A Rattled Leaf


Dear Eugene,

"I will not try to run my own life or the lives of others; that is God's business," you taught me.

"Do what you will need to do and I am here for you," that's what I said to Sumi this rainy morning when she was wandering on dark lawns among thick leaves, searching for something I didn't know what, her way to find healing, I hoped.

It's easy for me to say.  A bit more patience to do, but totally doable too.  She's just a dog on leash.

There were chains so I hastened to behave
There were chains, so I loved you like a slave

It's not so easy if she is to do something harmful to herself or to others.  Like what humans do.  All the time.

And then whose business would it be to stop the bad and start the good?

The autumn sun is easy but life is not.  It seems to me life is all about taking care of business, my own business, others' business.  If I don't wipe away the little speck of mud Sumi brought in after this morning's walk it will stay there forever the way forever means to me--a constant eyesore, heartache for a long long time.  Messy steps will eventually erase it, I wish soon enough, but the bitter regret of my doing nothing about it and bitterer memory of nobody else cared will soak right through the floor tile.

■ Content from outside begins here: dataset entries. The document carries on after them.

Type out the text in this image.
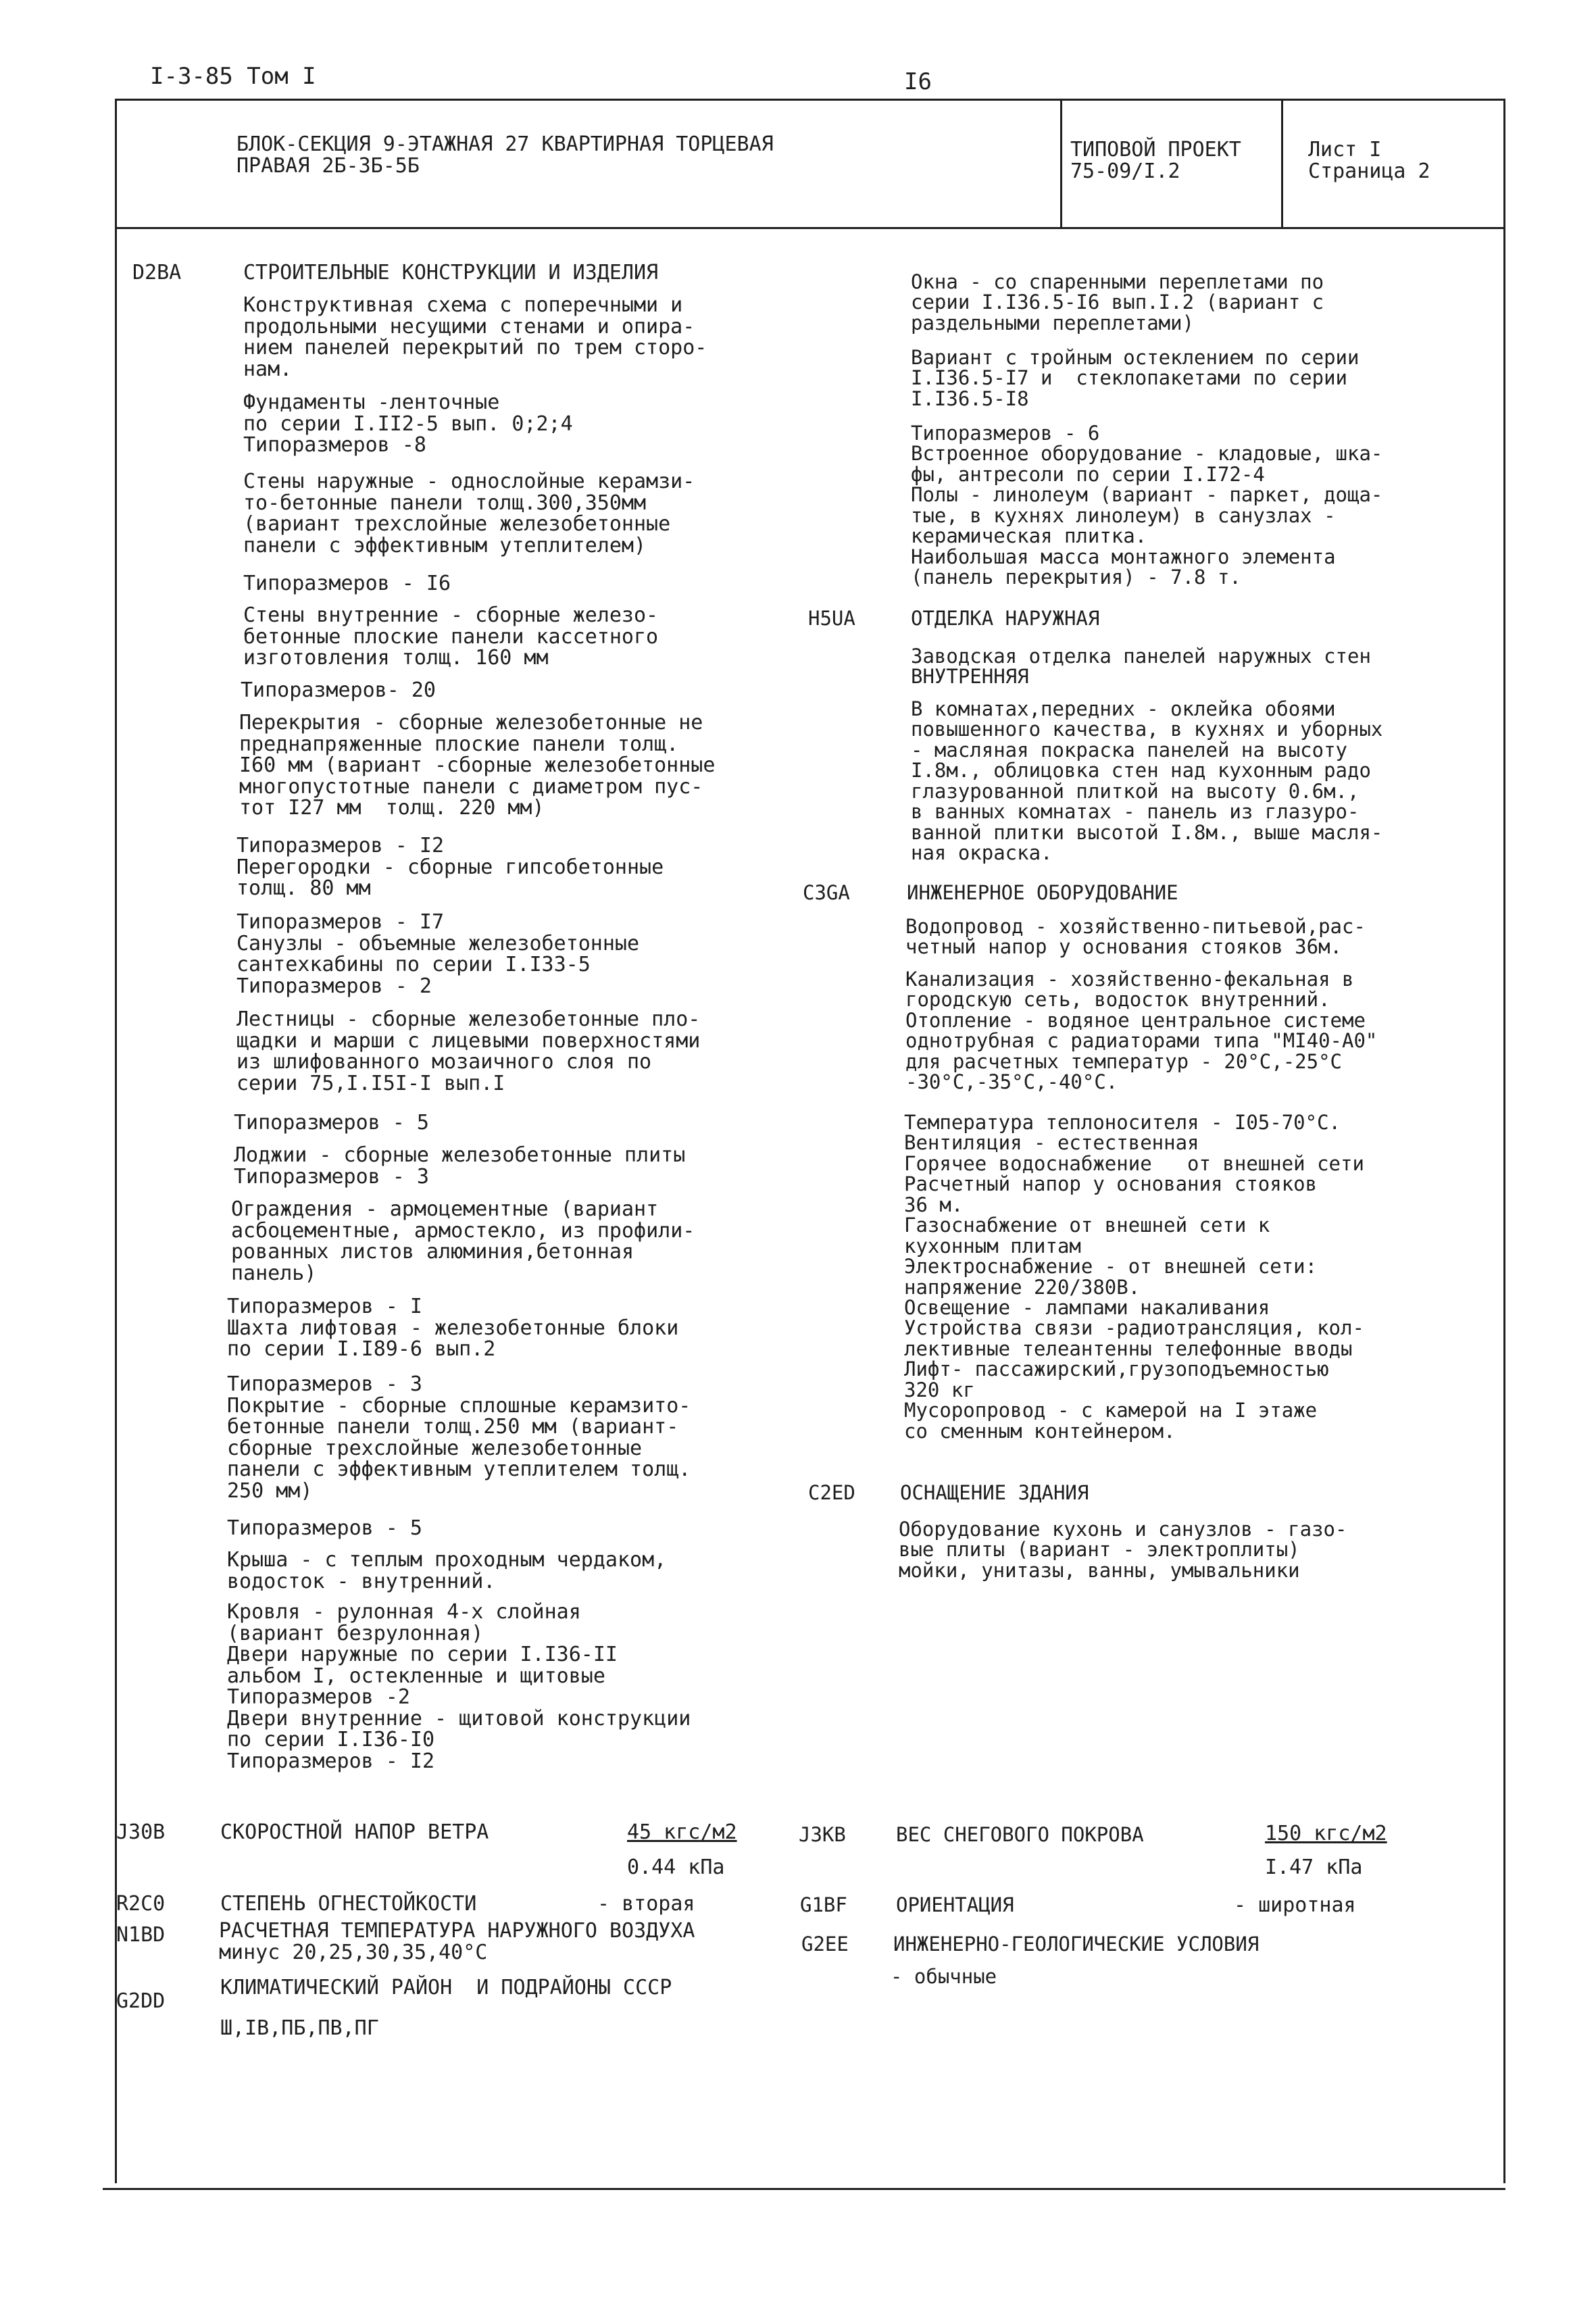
I-3-85 Том I	I6
БЛОК-СЕКЦИЯ 9-ЭТАЖНАЯ 27 КВАРТИРНАЯ ТОРЦЕВАЯ
ПРАВАЯ 2Б-3Б-5Б
ТИПОВОЙ ПРОЕКТ
75-09/I.2
Лист I
Страница 2
D2BA	СТРОИТЕЛЬНЫЕ КОНСТРУКЦИИ И ИЗДЕЛИЯ
Конструктивная схема с поперечными и
продольными несущими стенами и опира-
нием панелей перекрытий по трем сторо-
нам.
Фундаменты -ленточные
по серии I.II2-5 вып. 0;2;4
Типоразмеров -8
Стены наружные - однослойные керамзи-
то-бетонные панели толщ.300,350мм
(вариант трехслойные железобетонные
панели с эффективным утеплителем)
Типоразмеров - I6
Стены внутренние - сборные железо-
бетонные плоские панели кассетного
изготовления толщ. 160 мм
Типоразмеров- 20
Перекрытия - сборные железобетонные не
преднапряженные плоские панели толщ.
I60 мм (вариант -сборные железобетонные
многопустотные панели с диаметром пус-
тот I27 мм  толщ. 220 мм)
Типоразмеров - I2
Перегородки - сборные гипсобетонные
толщ. 80 мм
Типоразмеров - I7
Санузлы - объемные железобетонные
сантехкабины по серии I.I33-5
Типоразмеров - 2
Лестницы - сборные железобетонные пло-
щадки и марши с лицевыми поверхностями
из шлифованного мозаичного слоя по
серии 75,I.I5I-I вып.I
Типоразмеров - 5
Лоджии - сборные железобетонные плиты
Типоразмеров - 3
Ограждения - армоцементные (вариант
асбоцементные, армостекло, из профили-
рованных листов алюминия,бетонная
панель)
Типоразмеров - I
Шахта лифтовая - железобетонные блоки
по серии I.I89-6 вып.2
Типоразмеров - 3
Покрытие - сборные сплошные керамзито-
бетонные панели толщ.250 мм (вариант-
сборные трехслойные железобетонные
панели с эффективным утеплителем толщ.
250 мм)
Типоразмеров - 5
Крыша - с теплым проходным чердаком,
водосток - внутренний.
Кровля - рулонная 4-х слойная
(вариант безрулонная)
Двери наружные по серии I.I36-II
альбом I, остекленные и щитовые
Типоразмеров -2
Двери внутренние - щитовой конструкции
по серии I.I36-I0
Типоразмеров - I2
Окна - со спаренными переплетами по
серии I.I36.5-I6 вып.I.2 (вариант с
раздельными переплетами)
Вариант с тройным остеклением по серии
I.I36.5-I7 и  стеклопакетами по серии
I.I36.5-I8
Типоразмеров - 6
Встроенное оборудование - кладовые, шка-
фы, антресоли по серии I.I72-4
Полы - линолеум (вариант - паркет, доща-
тые, в кухнях линолеум) в санузлах -
керамическая плитка.
Наибольшая масса монтажного элемента
(панель перекрытия) - 7.8 т.
H5UA	ОТДЕЛКА НАРУЖНАЯ
Заводская отделка панелей наружных стен
ВНУТРЕННЯЯ
В комнатах,передних - оклейка обоями
повышенного качества, в кухнях и уборных
- масляная покраска панелей на высоту
I.8м., облицовка стен над кухонным радо
глазурованной плиткой на высоту 0.6м.,
в ванных комнатах - панель из глазуро-
ванной плитки высотой I.8м., выше масля-
ная окраска.
C3GA	ИНЖЕНЕРНОЕ ОБОРУДОВАНИЕ
Водопровод - хозяйственно-питьевой,рас-
четный напор у основания стояков 36м.
Канализация - хозяйственно-фекальная в
городскую сеть, водосток внутренний.
Отопление - водяное центральное системе
однотрубная с радиаторами типа "МI40-А0"
для расчетных температур - 20°С,-25°С
-30°С,-35°С,-40°С.
Температура теплоносителя - I05-70°С.
Вентиляция - естественная
Горячее водоснабжение   от внешней сети
Расчетный напор у основания стояков
36 м.
Газоснабжение от внешней сети к
кухонным плитам
Электроснабжение - от внешней сети:
напряжение 220/380В.
Освещение - лампами накаливания
Устройства связи -радиотрансляция, кол-
лективные телеантенны телефонные вводы
Лифт- пассажирский,грузоподъемностью
320 кг
Мусоропровод - с камерой на I этаже
со сменным контейнером.
C2ED ОСНАЩЕНИЕ ЗДАНИЯ
Оборудование кухонь и санузлов - газо-
вые плиты (вариант - электроплиты)
мойки, унитазы, ванны, умывальники
J30B	СКОРОСТНОЙ НАПОР ВЕТРА	45 кгс/м2
0.44 кПа
R2C0	СТЕПЕНЬ ОГНЕСТОЙКОСТИ	- вторая
N1BD	РАСЧЕТНАЯ ТЕМПЕРАТУРА НАРУЖНОГО ВОЗДУХА
минус 20,25,30,35,40°С
G2DD
КЛИМАТИЧЕСКИЙ РАЙОН  И ПОДРАЙОНЫ СССР
Ш,IВ,ПБ,ПВ,ПГ
J3KB	ВЕС СНЕГОВОГО ПОКРОВА	150 кгс/м2
I.47 кПа
G1BF ОРИЕНТАЦИЯ	- широтная
G2EE ИНЖЕНЕРНО-ГЕОЛОГИЧЕСКИЕ УСЛОВИЯ
- обычные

(I am going to go up now and give my son a second warning and come back to write.  I first tried to wake him at 7.  Now it's 25 minutes after and I didn't hear a leaf rattle.  And my daughter, right around the tree, would not rattle unnecessary leaves.)

"God has to work in the soul in secret and in darkness because if we fully knew what was happening, and what Mystery, transformation, God and Grace will eventually ask of us, we would either try to take charge or stop the whole process."

How do I go about my Father's business without taking charge or worse, stopping the whole process?